If Target Selector contains a valid selector and an element is found:

  1. The block adds temporary helper classes to the page.
  2. Everything on the page is hidden for print.
  3. The matching target element is made visible.
  4. The browser print dialog opens.
  5. The temporary classes are cleaned up after printing.

This allows the block to print only one section without requiring a separate template.

How Print CSS interacts with scoped printing

If you use both Target Selector and Print CSS, the custom CSS still applies to the full page during print.

This is useful when you need to fine-tune the printed output for a specific template, such as:

  • hiding shared page chrome
  • adjusting margins or typography
  • fixing layouts that need print-specific overrides

If you want the CSS to affect only the printed target area, write selectors that explicitly target that area.

Fallback behavior

If the selector is invalid for the current page or no matching element is found, the block falls back to printing the full page.

This prevents the button from failing silently.


Styling and configuration

Because the block contains a native Button, you can configure it normally using the standard Gutenberg UI:

  • Button style
  • Colors
  • Typography
  • Border
  • Spacing
  • Width
  • Alignment and layout through the outer Buttons block

The default button text is Print, but you can change the button label using the normal Gutenberg Button editing controls.


Example use cases

Leave Target Selector empty.

Use this when you want a standard print action for the current page.

Print just the main article

Set Target Selector to something like:

  • main
  • #main-content
  • .single-post-content

This is useful when the page includes headers, sidebars, utility links, or related content that should not be printed.

Set Target Selector to a more targeted selector such as:

  • .event-details
  • #invoice
  • .program-overview

This is useful for pages with a dedicated printable region.

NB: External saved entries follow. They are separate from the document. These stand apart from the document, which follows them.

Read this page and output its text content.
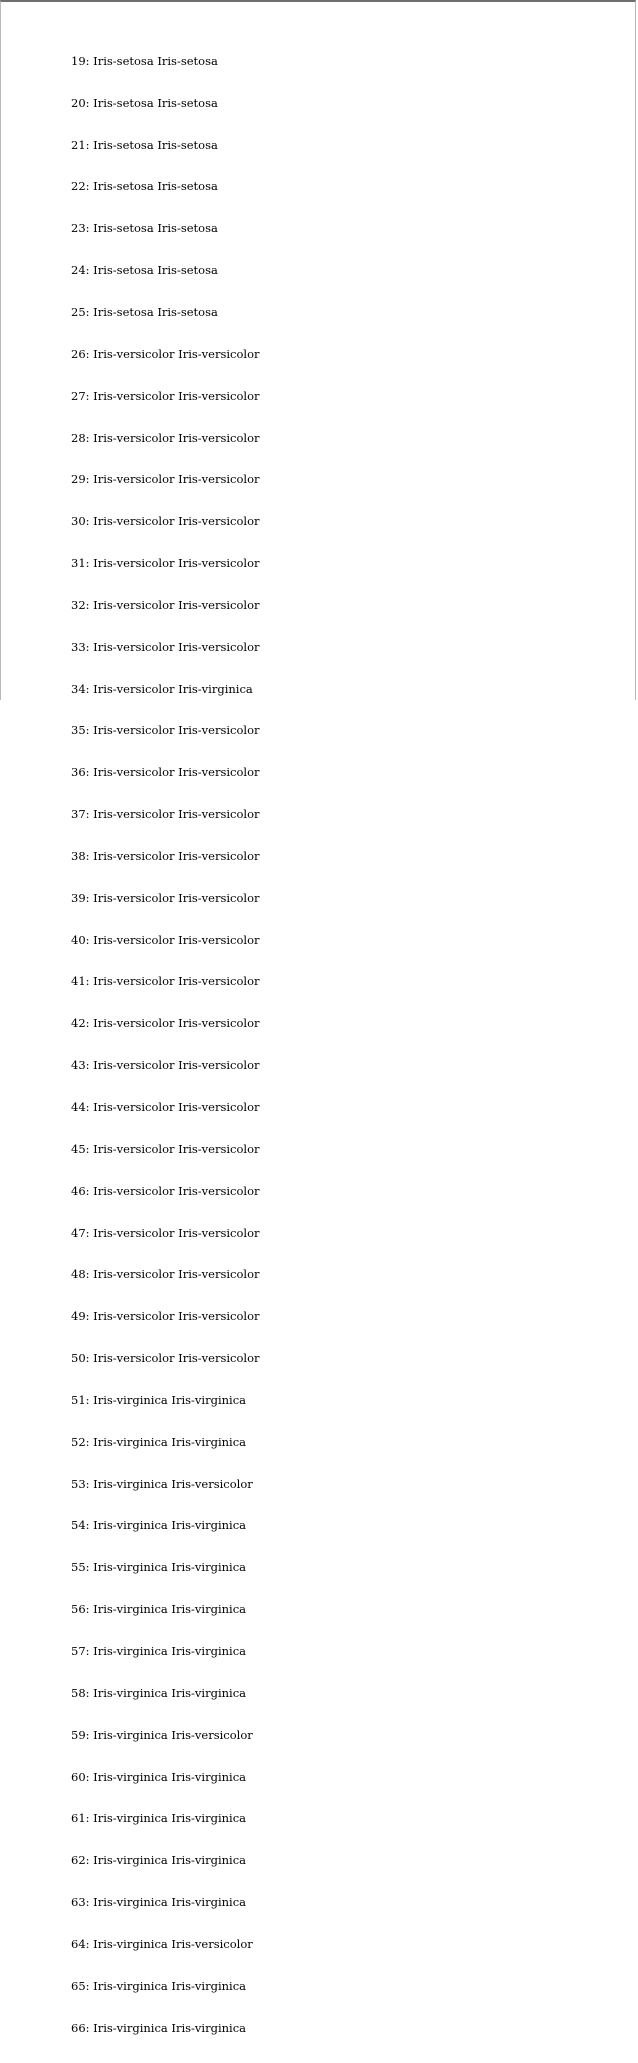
19: Iris-setosa Iris-setosa

20: Iris-setosa Iris-setosa

21: Iris-setosa Iris-setosa

22: Iris-setosa Iris-setosa

23: Iris-setosa Iris-setosa

24: Iris-setosa Iris-setosa

25: Iris-setosa Iris-setosa

26: Iris-versicolor Iris-versicolor

27: Iris-versicolor Iris-versicolor

28: Iris-versicolor Iris-versicolor

29: Iris-versicolor Iris-versicolor

30: Iris-versicolor Iris-versicolor

31: Iris-versicolor Iris-versicolor

32: Iris-versicolor Iris-versicolor

33: Iris-versicolor Iris-versicolor

34: Iris-versicolor Iris-virginica

35: Iris-versicolor Iris-versicolor

36: Iris-versicolor Iris-versicolor

37: Iris-versicolor Iris-versicolor

38: Iris-versicolor Iris-versicolor

39: Iris-versicolor Iris-versicolor

40: Iris-versicolor Iris-versicolor

41: Iris-versicolor Iris-versicolor

42: Iris-versicolor Iris-versicolor

43: Iris-versicolor Iris-versicolor

44: Iris-versicolor Iris-versicolor

45: Iris-versicolor Iris-versicolor

46: Iris-versicolor Iris-versicolor

47: Iris-versicolor Iris-versicolor

48: Iris-versicolor Iris-versicolor

49: Iris-versicolor Iris-versicolor

50: Iris-versicolor Iris-versicolor

51: Iris-virginica Iris-virginica

52: Iris-virginica Iris-virginica

53: Iris-virginica Iris-versicolor

54: Iris-virginica Iris-virginica

55: Iris-virginica Iris-virginica

56: Iris-virginica Iris-virginica

57: Iris-virginica Iris-virginica

58: Iris-virginica Iris-virginica

59: Iris-virginica Iris-versicolor

60: Iris-virginica Iris-virginica

61: Iris-virginica Iris-virginica

62: Iris-virginica Iris-virginica

63: Iris-virginica Iris-virginica

64: Iris-virginica Iris-versicolor

65: Iris-virginica Iris-virginica

66: Iris-virginica Iris-virginica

Fine-tune print styles for one template

Leave Target Selector empty or set it to the printable region, then add rules in Print CSS such as:

.site-header,
.site-footer,
.breadcrumbs,
.share-links {
display: none !important;
}

main {
padding: 0;
font-size: 12pt;
}

This is useful when one page or template needs print overrides without changing global theme print styles.


Troubleshooting

This is expected.

The block intentionally forces the nested button link to # and handles printing with JavaScript.

It printed the whole page instead of my selected section

Usually this means the selector did not match anything on the rendered page.

Check that:

  • the selector is valid CSS
  • the selector exists on the frontend, not just in the editor
  • the selector matches the first element you expect

If no match is found, the block falls back to a full-page print.

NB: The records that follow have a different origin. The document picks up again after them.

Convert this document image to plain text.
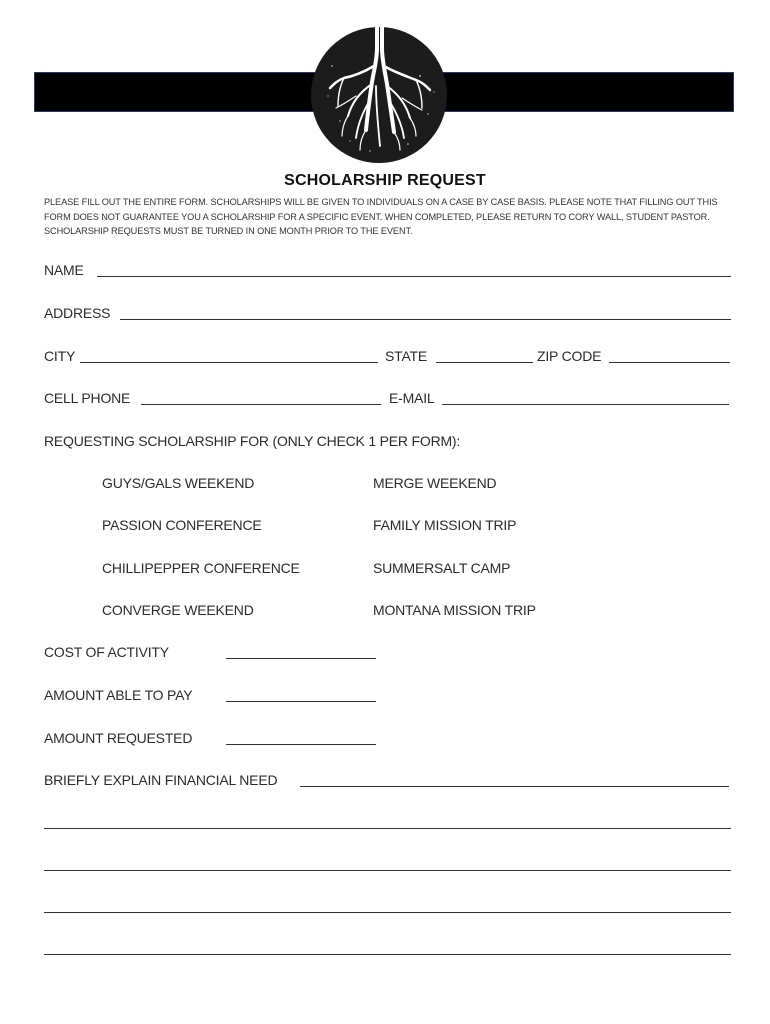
SCHOLARSHIP REQUEST
PLEASE FILL OUT THE ENTIRE FORM. SCHOLARSHIPS WILL BE GIVEN TO INDIVIDUALS ON A CASE BY CASE BASIS. PLEASE NOTE THAT FILLING OUT THIS FORM DOES NOT GUARANTEE YOU A SCHOLARSHIP FOR A SPECIFIC EVENT. WHEN COMPLETED, PLEASE RETURN TO CORY WALL, STUDENT PASTOR. SCHOLARSHIP REQUESTS MUST BE TURNED IN ONE MONTH PRIOR TO THE EVENT.
NAME
ADDRESS
CITY	STATE	ZIP CODE
CELL PHONE	E-MAIL
REQUESTING SCHOLARSHIP FOR (ONLY CHECK 1 PER FORM):
GUYS/GALS WEEKEND	MERGE WEEKEND
PASSION CONFERENCE	FAMILY MISSION TRIP
CHILLIPEPPER CONFERENCE	SUMMERSALT CAMP
CONVERGE WEEKEND	MONTANA MISSION TRIP
COST OF ACTIVITY
AMOUNT ABLE TO PAY
AMOUNT REQUESTED
BRIEFLY EXPLAIN FINANCIAL NEED
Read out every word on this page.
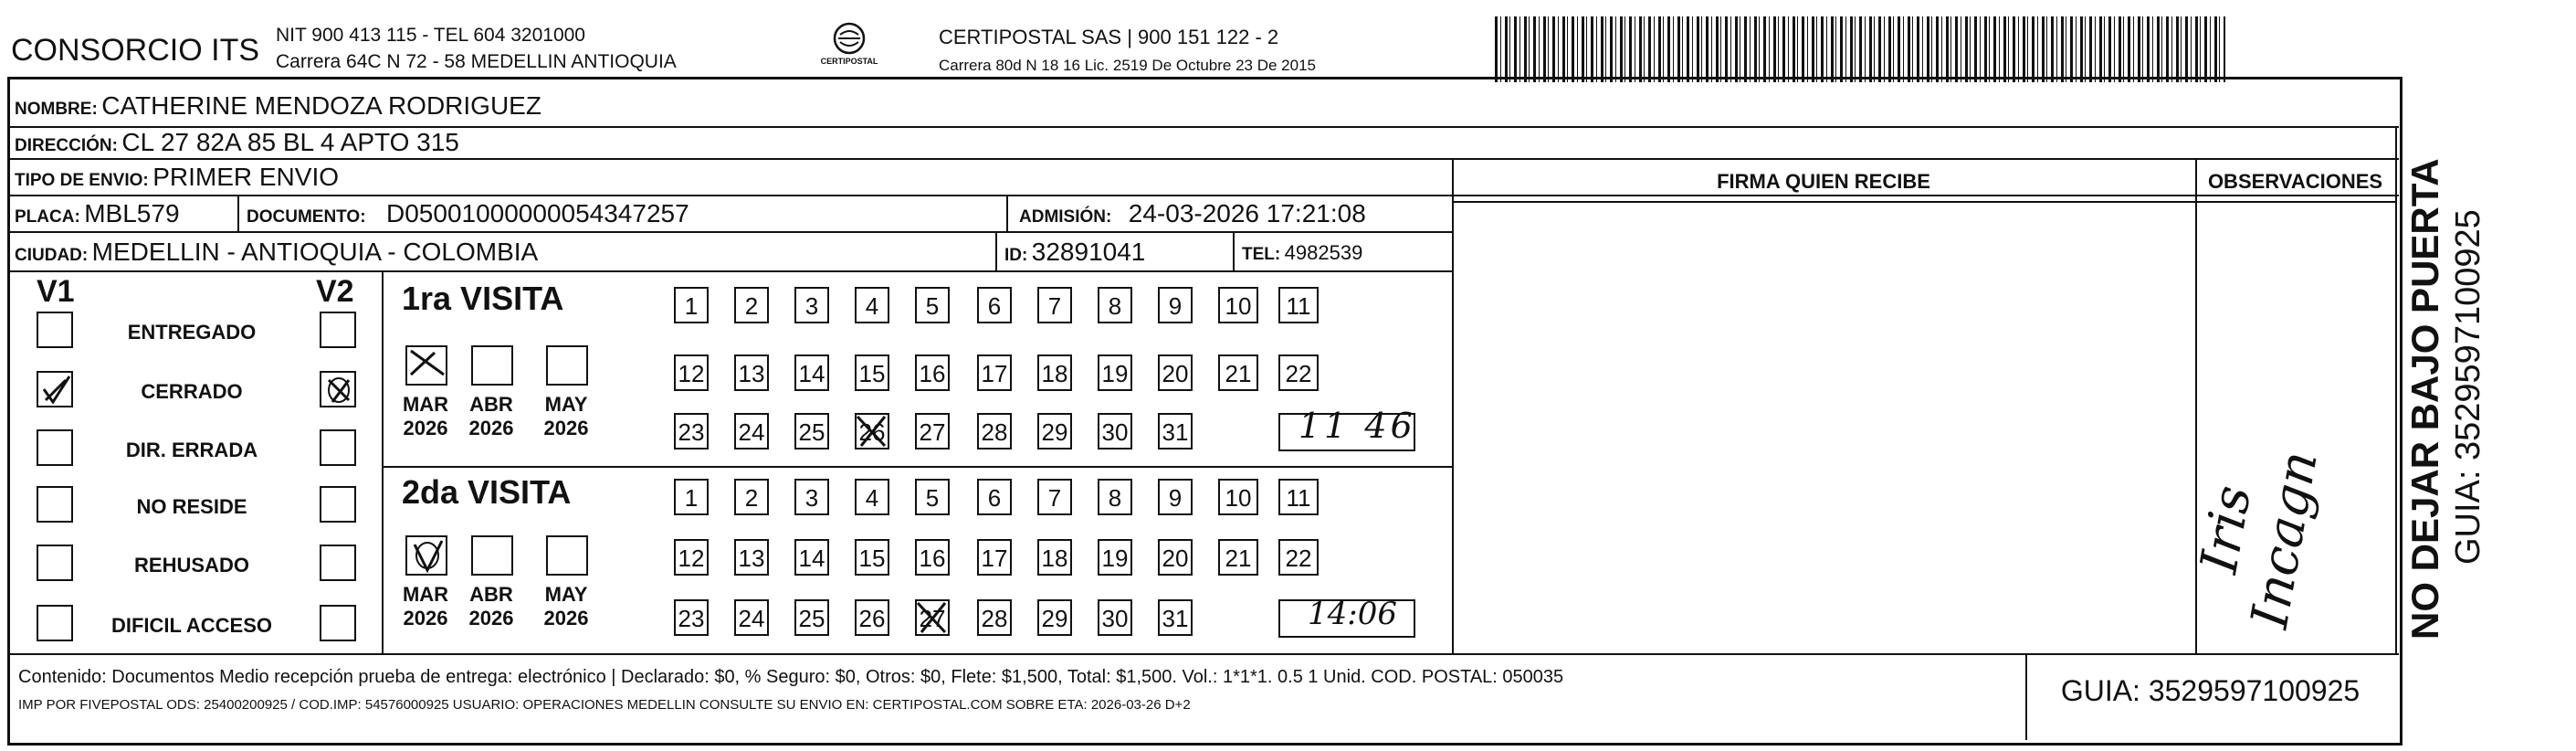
CONSORCIO ITS NIT 900 413 115 - TEL 604 3201000
Carrera 64C N 72 - 58 MEDELLIN ANTIOQUIA	CERTIPOSTAL
CERTIPOSTAL SAS | 900 151 122 - 2
Carrera 80d N 18 16 Lic. 2519 De Octubre 23 De 2015
NOMBRE: CATHERINE MENDOZA RODRIGUEZ
DIRECCIÓN: CL 27 82A 85 BL 4 APTO 315
TIPO DE ENVIO: PRIMER ENVIO
PLACA: MBL579	DOCUMENTO: D05001000000054347257	ADMISIÓN: 24-03-2026 17:21:08
CIUDAD: MEDELLIN - ANTIOQUIA - COLOMBIA	ID: 32891041	TEL: 4982539
FIRMA QUIEN RECIBE	OBSERVACIONES
V1	V2
ENTREGADO
CERRADO
DIR. ERRADA
NO RESIDE
REHUSADO
DIFICIL ACCESO
1ra VISITA
2da VISITA
MAR
2026
ABR
2026
MAY
2026
1	2	3	4	5	6	7	8	9	10	11
12 13 14 15 16 17 18 19 20 21 22
23 24 25 26 27 28 29 30 31
MAR
2026
ABR
2026
MAY
2026
1	2	3	4	5	6	7	8	9	10	11
12 13 14 15 16 17 18 19 20 21 22
23 24 25 26 27 28 29 30 31
11 46
14:06
Iris Incagn
Contenido: Documentos Medio recepción prueba de entrega: electrónico | Declarado: $0, % Seguro: $0, Otros: $0, Flete: $1,500, Total: $1,500. Vol.: 1*1*1. 0.5 1 Unid. COD. POSTAL: 050035
IMP POR FIVEPOSTAL ODS: 25400200925 / COD.IMP: 54576000925 USUARIO: OPERACIONES MEDELLIN CONSULTE SU ENVIO EN: CERTIPOSTAL.COM SOBRE ETA: 2026-03-26 D+2	GUIA: 3529597100925
NO DEJAR BAJO PUERTA GUIA: 3529597100925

The printed section layout looks different than the screen layout

This can happen because browser print styles differ from screen styles.

If needed, add theme or custom print CSS to improve the printed result for the targeted section.

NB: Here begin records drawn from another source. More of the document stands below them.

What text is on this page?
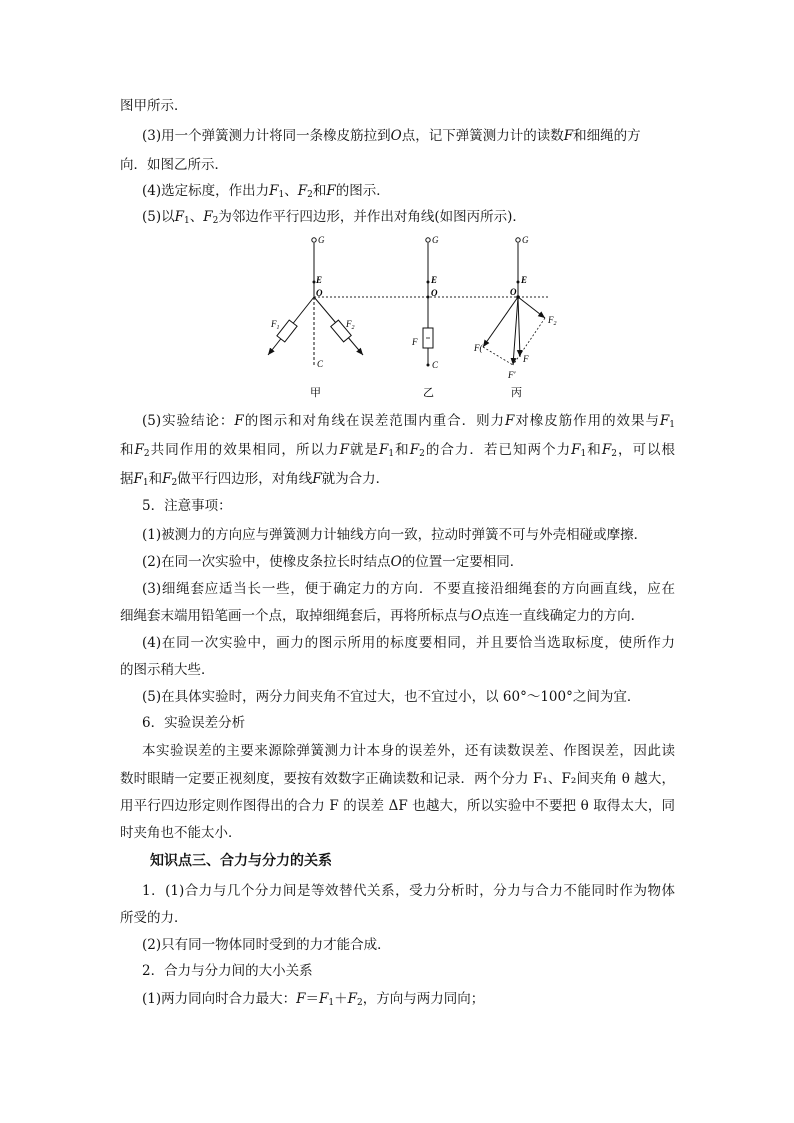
图甲所示．
(3)用一个弹簧测力计将同一条橡皮筋拉到O点，记下弹簧测力计的读数F和细绳的方
向．如图乙所示．
(4)选定标度，作出力$F_1$、$F_2$和F的图示．
(5)以$F_1$、$F_2$为邻边作平行四边形，并作出对角线(如图丙所示)．
G
E
O
C
$F_1$	$F_2$
甲
G
E
O
F
C
乙
G
E
O
F(
$F_2$
F
F′
丙
(5)实验结论：F的图示和对角线在误差范围内重合．则力F对橡皮筋作用的效果与$F_1$
和$F_2$共同作用的效果相同，所以力F就是$F_1$和$F_2$的合力．若已知两个力$F_1$和$F_2$，可以根
据$F_1$和$F_2$做平行四边形，对角线F就为合力．
5．注意事项：
(1)被测力的方向应与弹簧测力计轴线方向一致，拉动时弹簧不可与外壳相碰或摩擦．
(2)在同一次实验中，使橡皮条拉长时结点O的位置一定要相同．
(3)细绳套应适当长一些，便于确定力的方向．不要直接沿细绳套的方向画直线，应在
细绳套末端用铅笔画一个点，取掉细绳套后，再将所标点与O点连一直线确定力的方向．
(4)在同一次实验中，画力的图示所用的标度要相同，并且要恰当选取标度，使所作力
的图示稍大些．
(5)在具体实验时，两分力间夹角不宜过大，也不宜过小，以 60°～100°之间为宜．
6．实验误差分析
本实验误差的主要来源除弹簧测力计本身的误差外，还有读数误差、作图误差，因此读
数时眼睛一定要正视刻度，要按有效数字正确读数和记录．两个分力 F₁、F₂间夹角 θ 越大，
用平行四边形定则作图得出的合力 F 的误差 ΔF 也越大，所以实验中不要把 θ 取得太大，同
时夹角也不能太小．
知识点三、合力与分力的关系
1．(1)合力与几个分力间是等效替代关系，受力分析时，分力与合力不能同时作为物体
所受的力．
(2)只有同一物体同时受到的力才能合成．
2．合力与分力间的大小关系
(1)两力同向时合力最大：$F=F_1+F_2$，方向与两力同向；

The block's Print CSS field is the fastest way to add page-specific print adjustments.

My Print CSS did not work

Check that:

  • the CSS is valid
  • your selectors match the frontend markup
  • your rules are written for print output, not screen-only behavior
  • you are not expecting the CSS to auto-scope to the target selector

The block renders custom CSS as page-wide print CSS.

For safety, dangerous CSS patterns such as @import, javascript: URLs, data: URLs, and similar risky constructs are stripped before output.


Technical notes (for developers)

  • Block name: yoko-core/print-button
  • Registered server-side from the built block metadata.
  • Rendered server-side via render.php.
  • Frontend behavior is handled in view.js.
  • The nested button link is rewritten with:
    • data-print-button="1"
    • data-print-target-selector="..."
    • href="#"
  • Target selectors are sanitized on render using wp_strip_all_tags() and trim().
  • Custom Print CSS is sanitized on render before being output in a style[media="print"] tag.
  • If WP_HTML_Tag_Processor is available, it is used to inject the print data attributes into the nested button markup.